Though the Jefferies analysts have seven top picks, here we stay with the large-cap companies as they may offer investors a more conservative way to play an out-of-favor sector. While all three are rated Buy and outstanding ideas for growth investors, it is important to remember that no single analyst report should be used as a sole basis for any buying or selling decision.

Citigroup

This leading money center giant has been trading at some of the lowest levels since 2016. Citigroup Inc. (NYSE: C) has approximately 200 million customer accounts and does business in more than 160 countries and jurisdictions. It provides consumers, corporations, governments and institutions with a broad range of financial products and services, including consumer banking and credit, corporate and investment banking, securities brokerage, transaction services and wealth management.

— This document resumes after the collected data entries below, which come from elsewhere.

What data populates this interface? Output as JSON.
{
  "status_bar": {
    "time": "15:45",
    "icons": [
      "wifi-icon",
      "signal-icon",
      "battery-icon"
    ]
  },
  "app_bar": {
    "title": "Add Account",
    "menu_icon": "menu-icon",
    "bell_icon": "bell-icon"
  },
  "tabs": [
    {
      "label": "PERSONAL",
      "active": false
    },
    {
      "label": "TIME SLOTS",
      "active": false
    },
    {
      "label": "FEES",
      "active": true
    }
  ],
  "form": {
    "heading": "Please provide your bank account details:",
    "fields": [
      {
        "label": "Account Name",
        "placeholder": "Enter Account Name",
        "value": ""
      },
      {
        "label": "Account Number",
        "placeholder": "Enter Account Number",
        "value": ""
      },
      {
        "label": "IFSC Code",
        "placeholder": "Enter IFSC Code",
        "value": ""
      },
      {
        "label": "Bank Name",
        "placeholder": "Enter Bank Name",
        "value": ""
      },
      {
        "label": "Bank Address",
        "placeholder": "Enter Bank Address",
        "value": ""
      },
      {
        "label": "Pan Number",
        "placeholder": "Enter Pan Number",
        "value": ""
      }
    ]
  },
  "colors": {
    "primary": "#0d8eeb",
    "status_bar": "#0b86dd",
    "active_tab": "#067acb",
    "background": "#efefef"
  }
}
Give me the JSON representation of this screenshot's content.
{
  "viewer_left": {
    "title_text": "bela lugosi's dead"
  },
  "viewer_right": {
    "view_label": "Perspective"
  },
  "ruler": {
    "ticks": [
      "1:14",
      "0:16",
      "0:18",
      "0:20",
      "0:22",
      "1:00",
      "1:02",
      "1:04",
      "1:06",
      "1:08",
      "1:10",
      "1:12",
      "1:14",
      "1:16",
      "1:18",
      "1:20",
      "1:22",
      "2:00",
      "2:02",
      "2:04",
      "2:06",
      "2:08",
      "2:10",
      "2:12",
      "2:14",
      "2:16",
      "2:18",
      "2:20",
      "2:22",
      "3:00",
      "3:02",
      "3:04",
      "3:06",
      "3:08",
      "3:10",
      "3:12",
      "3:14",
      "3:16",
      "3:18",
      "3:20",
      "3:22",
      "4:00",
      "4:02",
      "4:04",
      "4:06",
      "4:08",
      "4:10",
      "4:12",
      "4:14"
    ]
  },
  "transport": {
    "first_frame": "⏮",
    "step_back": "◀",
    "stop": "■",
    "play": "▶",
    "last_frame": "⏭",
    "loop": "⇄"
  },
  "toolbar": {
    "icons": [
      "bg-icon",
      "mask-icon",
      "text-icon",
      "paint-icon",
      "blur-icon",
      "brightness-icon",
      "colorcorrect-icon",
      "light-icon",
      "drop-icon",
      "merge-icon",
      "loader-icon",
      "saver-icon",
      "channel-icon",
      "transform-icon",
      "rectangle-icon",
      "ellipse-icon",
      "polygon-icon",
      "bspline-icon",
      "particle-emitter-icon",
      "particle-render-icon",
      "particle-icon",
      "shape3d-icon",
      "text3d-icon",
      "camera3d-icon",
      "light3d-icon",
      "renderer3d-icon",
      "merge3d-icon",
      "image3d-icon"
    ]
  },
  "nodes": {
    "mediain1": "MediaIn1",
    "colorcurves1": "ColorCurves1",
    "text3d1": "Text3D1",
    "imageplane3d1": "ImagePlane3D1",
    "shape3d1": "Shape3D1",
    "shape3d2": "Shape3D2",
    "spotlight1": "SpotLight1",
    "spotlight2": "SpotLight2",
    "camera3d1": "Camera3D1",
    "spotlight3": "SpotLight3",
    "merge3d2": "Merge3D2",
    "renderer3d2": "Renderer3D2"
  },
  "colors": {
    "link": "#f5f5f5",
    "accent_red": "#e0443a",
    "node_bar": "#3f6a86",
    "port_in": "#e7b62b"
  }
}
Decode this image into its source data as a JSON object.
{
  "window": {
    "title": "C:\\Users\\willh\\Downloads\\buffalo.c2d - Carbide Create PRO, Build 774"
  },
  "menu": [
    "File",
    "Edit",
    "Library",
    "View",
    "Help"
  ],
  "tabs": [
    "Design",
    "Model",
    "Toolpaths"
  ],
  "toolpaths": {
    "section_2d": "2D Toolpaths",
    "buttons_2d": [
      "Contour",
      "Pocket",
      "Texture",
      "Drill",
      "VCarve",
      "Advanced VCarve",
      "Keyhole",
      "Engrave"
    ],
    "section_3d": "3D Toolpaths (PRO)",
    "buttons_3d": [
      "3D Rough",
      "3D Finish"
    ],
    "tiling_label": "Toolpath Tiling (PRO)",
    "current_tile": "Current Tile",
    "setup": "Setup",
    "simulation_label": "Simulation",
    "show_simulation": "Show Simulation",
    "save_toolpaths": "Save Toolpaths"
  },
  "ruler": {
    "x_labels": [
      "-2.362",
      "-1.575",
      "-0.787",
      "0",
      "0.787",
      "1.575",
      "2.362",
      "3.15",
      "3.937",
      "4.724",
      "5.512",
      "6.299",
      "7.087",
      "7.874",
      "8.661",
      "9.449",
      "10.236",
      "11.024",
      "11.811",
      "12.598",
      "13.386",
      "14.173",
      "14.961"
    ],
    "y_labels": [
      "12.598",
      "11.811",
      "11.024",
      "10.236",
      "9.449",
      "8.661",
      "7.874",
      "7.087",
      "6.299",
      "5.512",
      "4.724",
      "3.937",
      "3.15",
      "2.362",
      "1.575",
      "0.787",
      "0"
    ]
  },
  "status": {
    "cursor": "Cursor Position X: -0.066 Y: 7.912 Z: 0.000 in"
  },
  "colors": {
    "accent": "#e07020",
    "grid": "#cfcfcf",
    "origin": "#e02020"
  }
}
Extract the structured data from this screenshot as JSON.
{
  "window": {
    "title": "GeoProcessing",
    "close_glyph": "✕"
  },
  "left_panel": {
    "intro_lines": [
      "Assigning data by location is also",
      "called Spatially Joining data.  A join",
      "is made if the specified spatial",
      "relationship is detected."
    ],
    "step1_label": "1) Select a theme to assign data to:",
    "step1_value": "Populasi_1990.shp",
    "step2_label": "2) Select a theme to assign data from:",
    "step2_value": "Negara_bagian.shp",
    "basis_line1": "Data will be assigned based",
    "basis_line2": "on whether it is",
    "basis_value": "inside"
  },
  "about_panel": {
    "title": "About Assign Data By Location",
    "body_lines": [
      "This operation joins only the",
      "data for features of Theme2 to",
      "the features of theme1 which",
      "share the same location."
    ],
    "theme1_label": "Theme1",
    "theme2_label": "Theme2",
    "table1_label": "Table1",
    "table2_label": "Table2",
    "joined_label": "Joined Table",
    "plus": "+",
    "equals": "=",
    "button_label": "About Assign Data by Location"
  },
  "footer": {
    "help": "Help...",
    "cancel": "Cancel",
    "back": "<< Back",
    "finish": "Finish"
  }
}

Trading at a still very cheap 7.7 times estimated 2020 earnings, Citigroup stock looks very reasonable in what remains a volatile market and in a sector that has lagged dramatically.

The Federal Reserve Board recently announced an enforcement action against Citigroup that requires it to correct several longstanding deficiencies. The bank has been slapped with a $400 million penalty by the Office of the Comptroller of the Currency for longstanding deficiencies in its risk management and internal controls processes. Both the OCC and the Federal Reserve have accused the bank of failing to implement effective risk and internal controls measures that complement its size, complexity and risk profile.

While this action may seem harsh, for interested investors who have been waiting for the judgment and penalties, it should take some weight off the stock as it does not seem overly punitive to the bank and the decision is finally in.

Investors receive a 4.54% dividend. Jefferies raised its price target to $56 from $52, but that is still lower than the Wall Street consensus target of $65.36. Citigroup stock closed Friday’s trading at $44.93.